Lettura vitalista ed omeopatica dei percorsi di malattia e guarigioni 

D.ssa Gloria Alcover Lillo

SCUOLA ITALIANA HAHNEMANNIANA PS.ORTEGA

Fondatrice e direttrice accademica

Via Scanaroli, 73, 1° piano int. 6

41100 Modena MO e-mail: Questo indirizzo email è protetto dagli spambots. E' necessario abilitare JavaScript per vederlo.

  Attività di comunicazione della d.ssa Gloria Alcover Lillo

Chiarezza esattezza precisione del linguaggio della Natura - la necessità insostituibile del Similimum.

Ciascun essere vivente “è” una condizione ottima d’esistenza. Renderci conto di che cosa ci appartenga, sia a livello fisico, biologico, psicologico che spirituale, forma parte del processo di auto-conoscenza. Tale individuazione comporta renderci conto anche di ciò che ci appartiene pure in relazione col ns. destino o con la ns. progettualità, in quanto destino o progettualità costituisce l’asse fondamentale del ns. modo-di-essere-nel-mondo e della ns. esperienza di soddisfazione o d’insoddisfazione, di realizzazione o di frustrazione lungo la vita.

con la collaborazione di Spartaco Peviani , Rinaldo Vargas

Questa condizione ottima d’esistenza personale, che ci è propria, naturale, identitaria, determina la salute che appartiene a ciascuno di noi. La devianza da questa condizione, essenzialmente strutturata nel ns. organismo, è ciò che ciascuno percepisce come squilibrio o allontanamento del benessere che sente gli corrisponde. Tale condizione stabilisce a sua volta le differenze tra i modi di vivere più singolari e i più consoni col collettivo. Si capisce che non possa avere lo stesso parametro di lettura la vita di Picasso che quella del meccanico d’auto di un paese di provincia. Una certa insonnia può essere un humus fondamentale di una tensione creativa, per un altro è un’irregolarità che distrugge la vita.

La Natura, rispettando in ciascuno la propria identità immanente e trascendente (di superamento della propria situazione esistenziale), si adatta fino all’inverosimile. Arrivata però al limite della sua possibilità d’equilibrio instabile comincia a ripetere le manifestazioni della sua inadattabilità, vale a dire, l’insistenza del suo mal funzionamento che viene raccolta sotto il nome di alterazioni: urina troppo oscura di odore putrido, indicando un mal funzionamento del drenaggio renale e/o l’intossicazione metabolica; colore verde cera della pelle, cuore con un battito che manca al suo ritmo naturale; in sintesi, l’insieme di segni e sintomi organizzati in una gerarchia chiara e precisa.

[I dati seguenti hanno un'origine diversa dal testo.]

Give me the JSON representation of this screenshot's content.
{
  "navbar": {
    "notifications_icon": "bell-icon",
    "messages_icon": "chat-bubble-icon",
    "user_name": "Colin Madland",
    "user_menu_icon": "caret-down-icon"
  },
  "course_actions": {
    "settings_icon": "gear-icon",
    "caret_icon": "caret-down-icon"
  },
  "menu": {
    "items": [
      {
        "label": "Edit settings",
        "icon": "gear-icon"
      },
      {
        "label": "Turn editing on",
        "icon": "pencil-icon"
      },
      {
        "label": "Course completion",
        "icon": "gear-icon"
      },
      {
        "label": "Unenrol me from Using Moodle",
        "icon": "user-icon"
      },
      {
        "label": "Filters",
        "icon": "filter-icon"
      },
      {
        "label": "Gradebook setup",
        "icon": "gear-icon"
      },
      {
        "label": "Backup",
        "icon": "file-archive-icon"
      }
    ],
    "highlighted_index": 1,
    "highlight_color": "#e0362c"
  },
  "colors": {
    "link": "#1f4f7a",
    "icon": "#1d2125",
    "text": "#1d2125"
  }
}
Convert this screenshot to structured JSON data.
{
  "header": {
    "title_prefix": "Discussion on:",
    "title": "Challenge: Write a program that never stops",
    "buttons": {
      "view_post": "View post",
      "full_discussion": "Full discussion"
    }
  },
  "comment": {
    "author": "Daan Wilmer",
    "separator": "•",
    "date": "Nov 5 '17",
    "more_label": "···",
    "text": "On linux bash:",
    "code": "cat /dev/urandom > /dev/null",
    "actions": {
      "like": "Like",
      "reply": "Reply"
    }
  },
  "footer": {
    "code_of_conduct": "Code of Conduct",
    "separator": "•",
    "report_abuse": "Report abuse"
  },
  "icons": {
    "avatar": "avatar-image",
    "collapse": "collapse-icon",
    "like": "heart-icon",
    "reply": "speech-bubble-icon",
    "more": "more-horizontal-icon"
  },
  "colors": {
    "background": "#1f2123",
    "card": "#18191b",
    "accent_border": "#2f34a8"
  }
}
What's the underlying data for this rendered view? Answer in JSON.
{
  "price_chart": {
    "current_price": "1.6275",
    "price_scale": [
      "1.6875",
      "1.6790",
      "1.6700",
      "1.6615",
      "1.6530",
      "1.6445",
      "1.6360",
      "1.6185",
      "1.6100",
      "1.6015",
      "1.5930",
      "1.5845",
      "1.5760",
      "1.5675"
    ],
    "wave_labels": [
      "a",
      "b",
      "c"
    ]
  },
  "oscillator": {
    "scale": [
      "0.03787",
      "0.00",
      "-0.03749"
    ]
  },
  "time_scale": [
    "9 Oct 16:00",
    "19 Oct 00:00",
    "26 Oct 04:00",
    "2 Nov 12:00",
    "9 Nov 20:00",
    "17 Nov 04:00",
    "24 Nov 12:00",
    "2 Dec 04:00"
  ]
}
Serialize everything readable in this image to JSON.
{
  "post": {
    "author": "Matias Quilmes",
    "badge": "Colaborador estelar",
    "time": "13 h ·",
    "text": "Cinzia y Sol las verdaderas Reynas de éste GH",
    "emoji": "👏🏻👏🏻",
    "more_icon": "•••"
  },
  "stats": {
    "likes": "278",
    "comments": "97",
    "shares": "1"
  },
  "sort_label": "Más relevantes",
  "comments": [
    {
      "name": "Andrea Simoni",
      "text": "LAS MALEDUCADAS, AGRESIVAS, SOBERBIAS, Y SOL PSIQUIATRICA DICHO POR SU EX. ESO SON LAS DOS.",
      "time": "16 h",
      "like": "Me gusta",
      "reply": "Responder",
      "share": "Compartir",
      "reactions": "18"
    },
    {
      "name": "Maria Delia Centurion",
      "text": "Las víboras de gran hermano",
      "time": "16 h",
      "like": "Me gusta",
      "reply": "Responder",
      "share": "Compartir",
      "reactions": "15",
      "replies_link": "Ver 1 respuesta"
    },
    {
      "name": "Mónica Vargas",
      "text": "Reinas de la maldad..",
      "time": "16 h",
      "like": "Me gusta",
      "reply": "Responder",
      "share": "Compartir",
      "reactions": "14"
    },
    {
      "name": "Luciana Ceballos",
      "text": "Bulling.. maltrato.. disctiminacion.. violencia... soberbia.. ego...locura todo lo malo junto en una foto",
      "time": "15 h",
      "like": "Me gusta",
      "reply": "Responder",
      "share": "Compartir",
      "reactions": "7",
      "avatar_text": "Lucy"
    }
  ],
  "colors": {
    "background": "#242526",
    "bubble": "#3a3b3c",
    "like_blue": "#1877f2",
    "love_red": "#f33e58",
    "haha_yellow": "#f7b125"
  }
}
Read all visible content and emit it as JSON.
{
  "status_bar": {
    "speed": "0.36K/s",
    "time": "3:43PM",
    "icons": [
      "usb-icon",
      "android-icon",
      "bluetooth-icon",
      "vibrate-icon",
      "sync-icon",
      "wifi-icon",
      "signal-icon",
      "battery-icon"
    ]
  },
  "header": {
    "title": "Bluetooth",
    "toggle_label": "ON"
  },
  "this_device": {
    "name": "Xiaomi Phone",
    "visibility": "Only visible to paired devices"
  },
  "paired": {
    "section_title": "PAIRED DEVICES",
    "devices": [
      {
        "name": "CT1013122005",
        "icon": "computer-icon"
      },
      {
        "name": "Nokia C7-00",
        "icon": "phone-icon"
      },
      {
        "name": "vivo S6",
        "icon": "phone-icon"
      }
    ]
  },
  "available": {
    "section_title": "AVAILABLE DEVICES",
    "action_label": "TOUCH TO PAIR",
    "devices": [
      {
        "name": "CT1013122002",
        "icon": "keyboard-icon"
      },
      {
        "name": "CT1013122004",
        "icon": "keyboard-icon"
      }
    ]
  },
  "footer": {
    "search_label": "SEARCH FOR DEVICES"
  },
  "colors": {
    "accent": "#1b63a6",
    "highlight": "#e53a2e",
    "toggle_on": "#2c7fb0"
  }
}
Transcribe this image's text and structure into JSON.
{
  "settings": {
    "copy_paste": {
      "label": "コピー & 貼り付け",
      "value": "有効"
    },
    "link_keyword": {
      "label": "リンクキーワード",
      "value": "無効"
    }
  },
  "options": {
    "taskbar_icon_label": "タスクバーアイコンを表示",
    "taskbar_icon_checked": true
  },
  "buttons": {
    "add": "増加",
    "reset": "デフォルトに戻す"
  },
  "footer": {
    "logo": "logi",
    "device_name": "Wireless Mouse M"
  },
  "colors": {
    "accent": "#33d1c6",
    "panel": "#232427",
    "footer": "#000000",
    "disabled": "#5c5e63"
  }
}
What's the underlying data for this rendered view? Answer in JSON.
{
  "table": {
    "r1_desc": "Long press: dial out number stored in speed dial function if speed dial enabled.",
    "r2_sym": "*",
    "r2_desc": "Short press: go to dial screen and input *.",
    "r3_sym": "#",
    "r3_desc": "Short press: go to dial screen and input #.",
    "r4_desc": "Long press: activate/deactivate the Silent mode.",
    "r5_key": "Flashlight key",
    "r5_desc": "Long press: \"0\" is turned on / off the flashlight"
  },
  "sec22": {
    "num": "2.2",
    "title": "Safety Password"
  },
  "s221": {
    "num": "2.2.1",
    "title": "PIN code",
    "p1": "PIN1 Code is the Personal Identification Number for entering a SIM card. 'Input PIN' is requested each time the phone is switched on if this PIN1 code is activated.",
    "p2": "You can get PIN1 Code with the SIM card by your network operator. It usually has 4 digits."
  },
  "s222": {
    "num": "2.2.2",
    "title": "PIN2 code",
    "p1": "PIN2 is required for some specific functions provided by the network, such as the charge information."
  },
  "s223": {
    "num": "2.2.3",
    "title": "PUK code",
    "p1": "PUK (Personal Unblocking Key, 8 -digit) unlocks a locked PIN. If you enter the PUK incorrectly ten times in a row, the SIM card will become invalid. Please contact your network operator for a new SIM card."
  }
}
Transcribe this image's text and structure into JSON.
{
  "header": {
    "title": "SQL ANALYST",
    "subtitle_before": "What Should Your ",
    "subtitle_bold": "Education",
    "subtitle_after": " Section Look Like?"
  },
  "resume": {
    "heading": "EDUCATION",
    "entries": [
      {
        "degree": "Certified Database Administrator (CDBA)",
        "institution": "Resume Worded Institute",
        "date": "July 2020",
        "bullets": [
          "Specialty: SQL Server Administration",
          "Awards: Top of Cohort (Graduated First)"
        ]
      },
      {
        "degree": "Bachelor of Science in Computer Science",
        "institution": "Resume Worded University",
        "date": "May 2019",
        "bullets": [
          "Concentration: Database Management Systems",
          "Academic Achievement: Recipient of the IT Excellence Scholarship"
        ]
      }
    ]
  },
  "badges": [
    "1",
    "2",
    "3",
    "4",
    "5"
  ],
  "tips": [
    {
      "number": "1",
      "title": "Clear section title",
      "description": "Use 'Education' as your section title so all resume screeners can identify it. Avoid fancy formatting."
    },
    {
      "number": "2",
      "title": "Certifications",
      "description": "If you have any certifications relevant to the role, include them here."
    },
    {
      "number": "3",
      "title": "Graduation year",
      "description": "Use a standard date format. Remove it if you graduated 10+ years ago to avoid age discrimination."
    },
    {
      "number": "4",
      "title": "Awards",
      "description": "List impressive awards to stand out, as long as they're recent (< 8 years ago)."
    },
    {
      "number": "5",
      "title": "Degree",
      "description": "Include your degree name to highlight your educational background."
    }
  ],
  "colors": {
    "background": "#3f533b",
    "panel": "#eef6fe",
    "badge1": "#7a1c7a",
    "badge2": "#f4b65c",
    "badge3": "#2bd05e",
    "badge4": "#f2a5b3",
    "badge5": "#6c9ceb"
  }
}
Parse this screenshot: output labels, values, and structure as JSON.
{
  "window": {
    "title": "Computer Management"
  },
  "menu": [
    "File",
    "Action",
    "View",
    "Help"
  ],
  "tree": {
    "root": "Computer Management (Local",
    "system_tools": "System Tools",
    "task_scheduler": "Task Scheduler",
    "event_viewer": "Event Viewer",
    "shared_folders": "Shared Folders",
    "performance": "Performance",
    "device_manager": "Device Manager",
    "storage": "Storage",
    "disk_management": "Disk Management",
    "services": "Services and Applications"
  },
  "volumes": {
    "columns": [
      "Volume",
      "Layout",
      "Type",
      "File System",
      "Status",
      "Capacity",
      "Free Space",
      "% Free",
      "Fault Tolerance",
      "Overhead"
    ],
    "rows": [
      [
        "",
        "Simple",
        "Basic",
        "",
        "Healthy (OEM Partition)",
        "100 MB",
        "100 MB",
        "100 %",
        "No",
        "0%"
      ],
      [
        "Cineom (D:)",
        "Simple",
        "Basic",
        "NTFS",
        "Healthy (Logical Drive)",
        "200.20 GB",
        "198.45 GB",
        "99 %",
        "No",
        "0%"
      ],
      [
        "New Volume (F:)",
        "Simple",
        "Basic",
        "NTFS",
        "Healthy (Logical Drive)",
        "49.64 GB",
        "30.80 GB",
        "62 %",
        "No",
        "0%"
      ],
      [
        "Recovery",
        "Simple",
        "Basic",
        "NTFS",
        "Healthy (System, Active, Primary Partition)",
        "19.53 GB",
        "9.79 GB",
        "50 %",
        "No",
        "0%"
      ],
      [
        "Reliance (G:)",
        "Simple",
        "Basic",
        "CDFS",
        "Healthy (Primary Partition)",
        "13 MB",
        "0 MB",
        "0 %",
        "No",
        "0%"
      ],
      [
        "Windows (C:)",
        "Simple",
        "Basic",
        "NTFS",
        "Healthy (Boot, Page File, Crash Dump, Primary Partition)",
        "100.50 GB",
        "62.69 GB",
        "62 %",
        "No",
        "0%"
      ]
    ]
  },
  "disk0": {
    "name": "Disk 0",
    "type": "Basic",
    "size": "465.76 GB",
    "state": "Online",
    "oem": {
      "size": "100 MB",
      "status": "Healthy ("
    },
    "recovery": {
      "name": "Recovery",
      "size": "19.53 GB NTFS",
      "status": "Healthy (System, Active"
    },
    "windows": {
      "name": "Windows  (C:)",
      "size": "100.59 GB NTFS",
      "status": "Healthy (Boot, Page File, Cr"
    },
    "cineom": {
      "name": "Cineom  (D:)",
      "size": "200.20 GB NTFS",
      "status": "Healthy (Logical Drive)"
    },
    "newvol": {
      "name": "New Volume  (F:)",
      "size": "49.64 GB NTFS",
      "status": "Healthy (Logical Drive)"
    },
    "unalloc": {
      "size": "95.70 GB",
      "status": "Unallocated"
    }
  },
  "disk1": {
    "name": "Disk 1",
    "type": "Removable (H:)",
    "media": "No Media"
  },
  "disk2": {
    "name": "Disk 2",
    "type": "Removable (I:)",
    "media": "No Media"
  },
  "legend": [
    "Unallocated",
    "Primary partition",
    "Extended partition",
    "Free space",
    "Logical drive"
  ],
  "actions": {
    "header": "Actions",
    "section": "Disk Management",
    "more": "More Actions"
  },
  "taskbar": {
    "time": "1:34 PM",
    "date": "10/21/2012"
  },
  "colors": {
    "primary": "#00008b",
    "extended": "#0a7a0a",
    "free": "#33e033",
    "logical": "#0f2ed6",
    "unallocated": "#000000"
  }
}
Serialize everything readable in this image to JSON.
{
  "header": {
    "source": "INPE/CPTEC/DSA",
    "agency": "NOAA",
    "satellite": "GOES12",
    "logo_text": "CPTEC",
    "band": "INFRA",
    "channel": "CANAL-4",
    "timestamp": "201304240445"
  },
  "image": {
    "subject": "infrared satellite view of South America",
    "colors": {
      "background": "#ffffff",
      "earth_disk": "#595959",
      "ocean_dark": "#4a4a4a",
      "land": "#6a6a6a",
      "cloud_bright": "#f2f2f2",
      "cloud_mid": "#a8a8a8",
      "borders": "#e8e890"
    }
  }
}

L’organismo va strutturando l’immagine del disordine. Il paziente dice allora non solo che gli fa male la testa (chiarezza) ma anche che gli fa male quando comincia a pensare intensamente al lavoro in modo incessante, precisando che il mal di testa comincia al mattino, dopo aver trascorso qualche notte di insonnia che accompagno la preoccupazione diurna, che aumenta gradualmente fino a diventare una sorta di coltello ficcato nella tempia destra. Aggiunge che a questo punto prova nausea e il dolore è talmente insopportabile che non può più muovere testa né piedi. Sente necessità di urlare, di esprimere la propria disperazione ma non riesce nemmeno a parlare. Ha bisogno di calore nelle parti dolenti e sente necessità di piangere sconsolatamente, ma il dolore aumenta con il pianto. Prova sete insaziabile d’acqua fredda ma vomita appena ha bevuto. Non vuole nessuno attorno. Necessita rimanere da solo nella oscurità - in una sorta di morte. La situazione, se non viene interrotta da qualche medicazione, può protrarsi per due giorni. Se lasciata senza medicazione passa pian piano nella misura in cui riesce a dormire (esattezza). La precisione del quadro morboso si rivela quando viene valutata la bio-patografia del paziente e si riesce a conoscere il suo significato. Ad esempio, in questo paziente il dolore avviene come scarica di compensazione per evitare una paura infantile al fallimento. In un altro paziente, un mal di testa può significare una modalità da allontanarsi di un’impostazione di vita che avversa.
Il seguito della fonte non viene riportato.